AMSTERDAM – Treatment with a statin cut the relative rate of worsening peripheral artery disease by roughly 20% in a registry with nearly 6,000 peripheral artery disease patients.
But the registry data also showed that more than a third of patients with peripheral artery disease (PAD) failed to receive statin treatment, Dr. Dharam Kumbhani said at the annual Congress of the European Society of Cardiology.
"This is one of the first, and largest, studies to demonstrate an impact [of statin treatment] on adverse limb outcomes in patients with PAD, including worsening claudication, new critical limb ischemia, need for revascularization, and notably need for ischemic amputations. But despite having a class I recommendation for use in patients with PAD, data from this large, international registry suggest that statin use remains suboptimal," said Dr.

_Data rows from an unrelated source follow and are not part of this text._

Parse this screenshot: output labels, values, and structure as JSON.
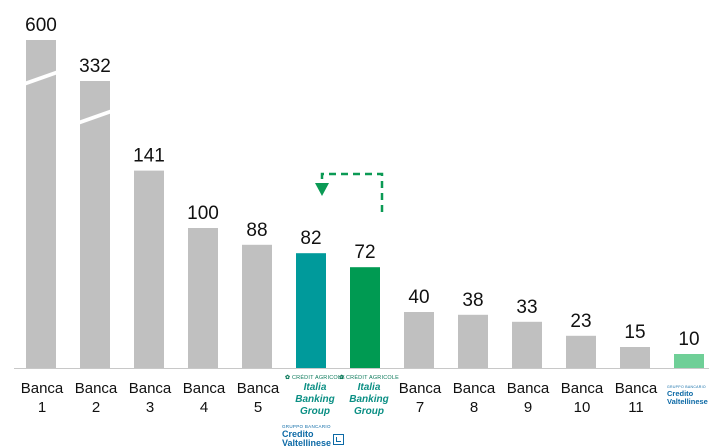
{
  "chart_data": {
    "type": "bar",
    "categories": [
      "Banca 1",
      "Banca 2",
      "Banca 3",
      "Banca 4",
      "Banca 5",
      "Crédit Agricole Italia Banking Group",
      "Crédit Agricole Italia Banking Group",
      "Banca 7",
      "Banca 8",
      "Banca 9",
      "Banca 10",
      "Banca 11",
      "Credito Valtellinese"
    ],
    "values": [
      600,
      332,
      141,
      100,
      88,
      82,
      72,
      40,
      38,
      33,
      23,
      15,
      10
    ],
    "value_labels": [
      "600",
      "332",
      "141",
      "100",
      "88",
      "82",
      "72",
      "40",
      "38",
      "33",
      "23",
      "15",
      "10"
    ],
    "axis_break_bars": [
      0,
      1
    ],
    "colors": {
      "default": "#c0c0c0",
      "highlight_1": "#009a9b",
      "highlight_2": "#009a52",
      "target": "#6fcf97",
      "arrow": "#0b9a55"
    },
    "annotation": "dashed arrow from the 72 bar to the 82 bar"
  },
  "labels": {
    "bank1": [
      "Banca",
      "1"
    ],
    "bank2": [
      "Banca",
      "2"
    ],
    "bank3": [
      "Banca",
      "3"
    ],
    "bank4": [
      "Banca",
      "4"
    ],
    "bank5": [
      "Banca",
      "5"
    ],
    "bank7": [
      "Banca",
      "7"
    ],
    "bank8": [
      "Banca",
      "8"
    ],
    "bank9": [
      "Banca",
      "9"
    ],
    "bank10": [
      "Banca",
      "10"
    ],
    "bank11": [
      "Banca",
      "11"
    ],
    "ca_logo_text": "CRÉDIT AGRICOLE",
    "ca_group_line1": "Italia",
    "ca_group_line2": "Banking",
    "ca_group_line3": "Group",
    "cv_small": "GRUPPO BANCARIO",
    "cv_line1": "Credito",
    "cv_line2": "Valtellinese"
  }
}
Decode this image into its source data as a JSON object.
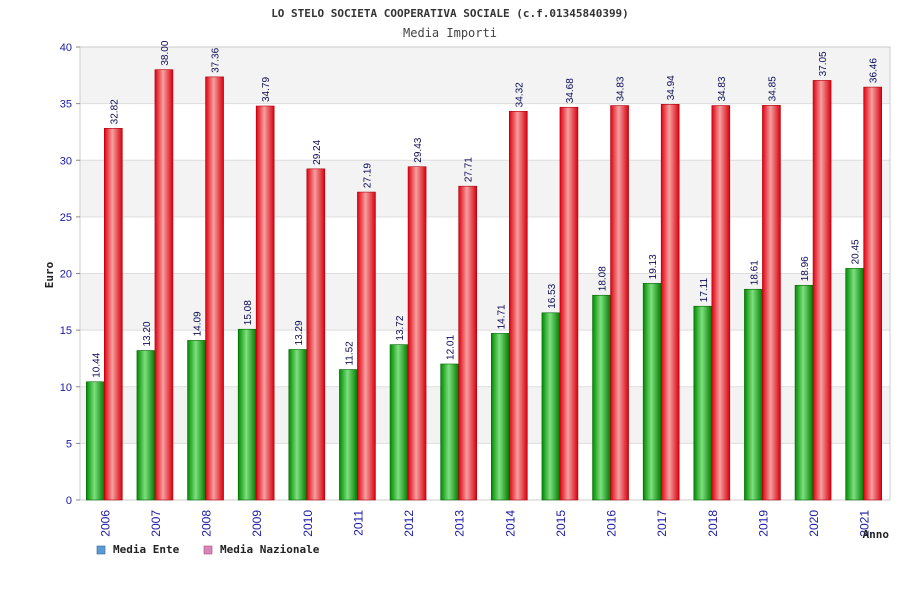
{
  "chart_data": {
    "type": "bar",
    "title": "LO STELO SOCIETA COOPERATIVA SOCIALE (c.f.01345840399)",
    "subtitle": "Media Importi",
    "xlabel": "Anno",
    "ylabel": "Euro",
    "ylim": [
      0,
      40
    ],
    "yticks": [
      "0",
      "5",
      "10",
      "15",
      "20",
      "25",
      "30",
      "35",
      "40"
    ],
    "categories": [
      "2006",
      "2007",
      "2008",
      "2009",
      "2010",
      "2011",
      "2012",
      "2013",
      "2014",
      "2015",
      "2016",
      "2017",
      "2018",
      "2019",
      "2020",
      "2021"
    ],
    "series": [
      {
        "name": "Media Ente",
        "legend_color": "#5b9bd5",
        "color_light": "#7ee07e",
        "color_dark": "#008a00",
        "values": [
          10.44,
          13.2,
          14.09,
          15.08,
          13.29,
          11.52,
          13.72,
          12.01,
          14.71,
          16.53,
          18.08,
          19.13,
          17.11,
          18.61,
          18.96,
          20.45
        ],
        "labels": [
          "10.44",
          "13.20",
          "14.09",
          "15.08",
          "13.29",
          "11.52",
          "13.72",
          "12.01",
          "14.71",
          "16.53",
          "18.08",
          "19.13",
          "17.11",
          "18.61",
          "18.96",
          "20.45"
        ]
      },
      {
        "name": "Media Nazionale",
        "legend_color": "#d886b8",
        "color_light": "#f5a0a0",
        "color_dark": "#e00010",
        "values": [
          32.82,
          38.0,
          37.36,
          34.79,
          29.24,
          27.19,
          29.43,
          27.71,
          34.32,
          34.68,
          34.83,
          34.94,
          34.83,
          34.85,
          37.05,
          36.46
        ],
        "labels": [
          "32.82",
          "38.00",
          "37.36",
          "34.79",
          "29.24",
          "27.19",
          "29.43",
          "27.71",
          "34.32",
          "34.68",
          "34.83",
          "34.94",
          "34.83",
          "34.85",
          "37.05",
          "36.46"
        ]
      }
    ],
    "grid": true,
    "legend": "bottom-left"
  }
}
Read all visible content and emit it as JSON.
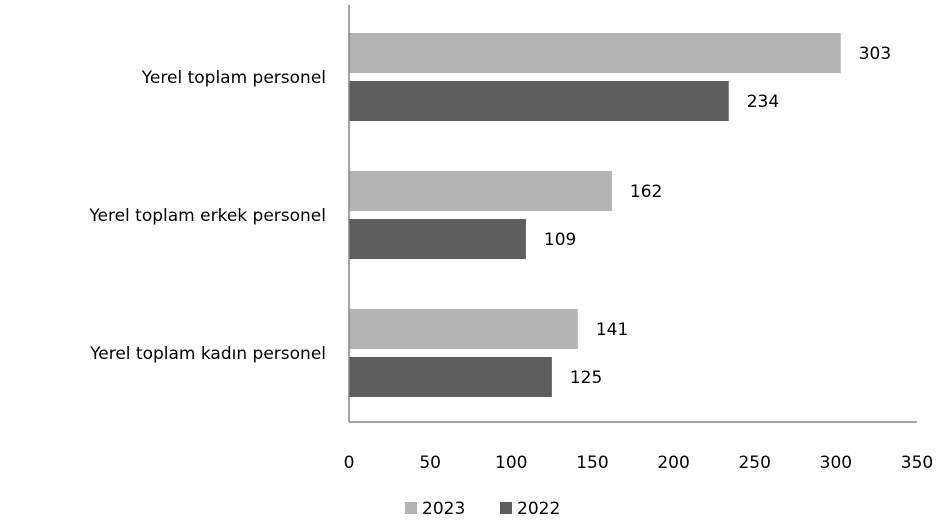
{
  "chart_data": {
    "type": "bar",
    "orientation": "horizontal",
    "categories": [
      "Yerel toplam personel",
      "Yerel toplam erkek personel",
      "Yerel toplam kadın personel"
    ],
    "series": [
      {
        "name": "2023",
        "values": [
          303,
          162,
          141
        ],
        "color": "#b3b3b3"
      },
      {
        "name": "2022",
        "values": [
          234,
          109,
          125
        ],
        "color": "#5e5e5e"
      }
    ],
    "xlim": [
      0,
      350
    ],
    "xticks": [
      "0",
      "50",
      "100",
      "150",
      "200",
      "250",
      "300",
      "350"
    ],
    "grid": false,
    "legend_position": "bottom"
  }
}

Kumbhani, an interventional cardiologist at the University of Texas Southwestern Medical Center in Dallas.
"Future research should focus on improving patient and physician compliance with statin use across the entire spectrum of PAD patients," he said.
Concomitant coronary artery disease, as well as the specialty of the treating physician, seemed to link with statin use in these patients, Dr. Kumbhani added. "In PAD patients with CAD, statin use occurred in about 75%; in PAD patients without CAD, it was less than 50%."
Statins were most reliably prescribed to PAD patients by cardiologists, who administered the drugs to about 80% of all their PAD patients, regardless of concomitant CAD. In contrast, vascular surgeons prescribed statins to fewer than half their PAD patients, and in those who did not have concomitant CAD, statin use fell to less than a third. About 70% of all patients enrolled in the registry received their treatment from a primary care physician.
The data came from the Reduction of Atherothrombosis for Continued Health (REACH) registry, which followed more than 45,000 enrolled patients for at least 4 years at more than 3,600 centers in 29 countries; more than a quarter were U.S. patients (JAMA 2010;304:1350-7). Enrolled patients were at least 45 years old and had at least three atherosclerosis risk factors or established vascular disease in the coronary, cerebral, or peripheral domains. The enrolled patients included 5,861 with established, symptomatic PAD, of whom 3,643 (62%) were on statin treatment at the time they entered the registry.
During 4-year follow-up the rate of the primary systemic outcome – a composite of cardiovascular death, nonfatal myocardial infarction, and nonfatal stroke – decreased by a statistically significant, relative 15% among patients on a statin compared with those not on a statin at baseline, in a propensity-score adjusted analysis.
Statin use linked with a statistically significant, 21% relative drop in worsening PAD events, compared with nonuse, in the propensity-score adjusted model. Adjusted analyses also showed statistically significant reductions for most of the individual outcomes that formed the composites, including a 27% relative reduction in nonfatal strokes and a 43% relative drop in limb amputations.
The systemic benefits seen in the registry from statin use in patients with PAD are consistent with results from randomized, controlled trials, but finding statin use also linked with decreased adverse limb outcomes is new, Dr. Kumbhani said.
The REACH registry is funded by Sanofi and Bristol-Myers Squibb. Dr. Kumbhani reported having no relevant financial disclosures.